Find Me A Celebrity Who Wants To Work

And Why Lots of Talent-Led Brands Fail

Celebrities are often celebrities because they are exceptionally good at something – be it sport, art, acting, music, etc. They often spend their childhood doing the thing that they love. Over and over again, practice makes perfect after all. And after 10,000 hours of practicing and a whole lotta luck, they may find themselves winning Grammys and Oscars for all their dedication.

However, do not expect the same amount of effort put in if you have a celebrity co-founder. Especially if it is outside of the sector they are truly passionate about (which is almost always the case).

This expectation of celebrity co-founders doing everything they can to promote and push their own products and brands is misguided at best.
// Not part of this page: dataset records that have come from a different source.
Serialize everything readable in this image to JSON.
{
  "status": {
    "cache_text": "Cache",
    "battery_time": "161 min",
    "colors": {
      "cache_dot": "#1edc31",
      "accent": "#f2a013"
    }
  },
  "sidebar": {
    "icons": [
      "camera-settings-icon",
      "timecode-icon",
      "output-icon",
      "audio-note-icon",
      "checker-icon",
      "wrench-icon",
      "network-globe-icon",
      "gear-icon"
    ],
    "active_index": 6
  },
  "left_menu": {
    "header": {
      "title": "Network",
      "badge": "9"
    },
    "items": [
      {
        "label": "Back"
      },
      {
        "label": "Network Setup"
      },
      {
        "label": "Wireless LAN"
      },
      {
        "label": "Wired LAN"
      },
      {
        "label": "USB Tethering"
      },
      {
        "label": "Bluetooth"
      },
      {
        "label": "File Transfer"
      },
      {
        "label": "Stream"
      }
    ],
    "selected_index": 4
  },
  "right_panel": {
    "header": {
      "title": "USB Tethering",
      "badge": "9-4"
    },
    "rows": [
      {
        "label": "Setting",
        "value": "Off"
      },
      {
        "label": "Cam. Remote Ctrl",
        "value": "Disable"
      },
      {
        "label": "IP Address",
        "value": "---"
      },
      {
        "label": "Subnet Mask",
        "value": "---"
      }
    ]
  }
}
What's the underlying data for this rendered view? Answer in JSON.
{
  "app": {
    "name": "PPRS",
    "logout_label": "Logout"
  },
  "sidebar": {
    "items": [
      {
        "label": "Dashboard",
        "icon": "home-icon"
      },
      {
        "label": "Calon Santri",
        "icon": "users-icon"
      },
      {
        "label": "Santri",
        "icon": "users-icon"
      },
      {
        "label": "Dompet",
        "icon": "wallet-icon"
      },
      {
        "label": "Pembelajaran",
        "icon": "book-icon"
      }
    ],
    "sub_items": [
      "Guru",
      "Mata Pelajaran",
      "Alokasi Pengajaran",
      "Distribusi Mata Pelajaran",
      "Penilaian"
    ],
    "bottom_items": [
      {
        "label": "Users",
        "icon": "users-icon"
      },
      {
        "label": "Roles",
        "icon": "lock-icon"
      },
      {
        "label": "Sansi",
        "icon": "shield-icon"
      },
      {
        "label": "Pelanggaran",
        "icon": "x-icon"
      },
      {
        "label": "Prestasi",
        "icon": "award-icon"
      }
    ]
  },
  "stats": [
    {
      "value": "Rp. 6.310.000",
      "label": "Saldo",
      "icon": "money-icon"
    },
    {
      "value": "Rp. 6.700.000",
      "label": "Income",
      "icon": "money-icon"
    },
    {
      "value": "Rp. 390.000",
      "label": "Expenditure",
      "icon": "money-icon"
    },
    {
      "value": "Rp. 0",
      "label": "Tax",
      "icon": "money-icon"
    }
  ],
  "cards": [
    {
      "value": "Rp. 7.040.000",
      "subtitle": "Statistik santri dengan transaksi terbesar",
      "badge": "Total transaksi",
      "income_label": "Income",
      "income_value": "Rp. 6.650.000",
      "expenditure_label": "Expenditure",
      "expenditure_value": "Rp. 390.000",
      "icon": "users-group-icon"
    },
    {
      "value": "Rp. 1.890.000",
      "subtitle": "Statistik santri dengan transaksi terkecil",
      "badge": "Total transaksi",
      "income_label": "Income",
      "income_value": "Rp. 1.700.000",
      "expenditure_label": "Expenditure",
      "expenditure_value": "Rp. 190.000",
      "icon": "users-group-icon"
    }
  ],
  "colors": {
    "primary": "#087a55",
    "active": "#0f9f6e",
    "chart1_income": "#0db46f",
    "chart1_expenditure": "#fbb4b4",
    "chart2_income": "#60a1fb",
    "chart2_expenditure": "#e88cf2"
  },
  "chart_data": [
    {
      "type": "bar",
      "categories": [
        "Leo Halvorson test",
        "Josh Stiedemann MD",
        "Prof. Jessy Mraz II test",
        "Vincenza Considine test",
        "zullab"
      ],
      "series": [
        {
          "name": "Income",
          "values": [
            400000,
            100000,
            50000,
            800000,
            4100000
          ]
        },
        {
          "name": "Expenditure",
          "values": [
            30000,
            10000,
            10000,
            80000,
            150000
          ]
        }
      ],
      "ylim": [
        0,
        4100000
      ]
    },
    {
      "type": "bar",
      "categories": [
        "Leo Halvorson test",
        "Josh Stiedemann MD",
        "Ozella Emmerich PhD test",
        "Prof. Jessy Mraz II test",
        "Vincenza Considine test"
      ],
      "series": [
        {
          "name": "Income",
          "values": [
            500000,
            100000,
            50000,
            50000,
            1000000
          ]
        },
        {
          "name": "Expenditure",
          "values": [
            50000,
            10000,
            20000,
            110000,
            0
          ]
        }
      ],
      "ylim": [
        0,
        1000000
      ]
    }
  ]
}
There are many reasons, but truthfully if I asked you to spend time doing something you a) weren’t good at; or b) didn’t like – it tends to be low on the priority list.

But isn’t it in their best interest?!

This is where contracts and structures come into play, but only to an extent.

Having the right contractual agreement in place with the celebrity partner is important. Not everyone wants cash up front – some celebrity co-founders prefer equity, others like performance and royalties. If you want to learn more about structuring a typical talent deal then check out an earlier newsletter here. Putting the right type of contract in place at the outset with the right incentives is one way to help mitigate the risk of disengagement.

However, money isn’t everything. Especially for celebrities. So, mitigation is really all one can hope for.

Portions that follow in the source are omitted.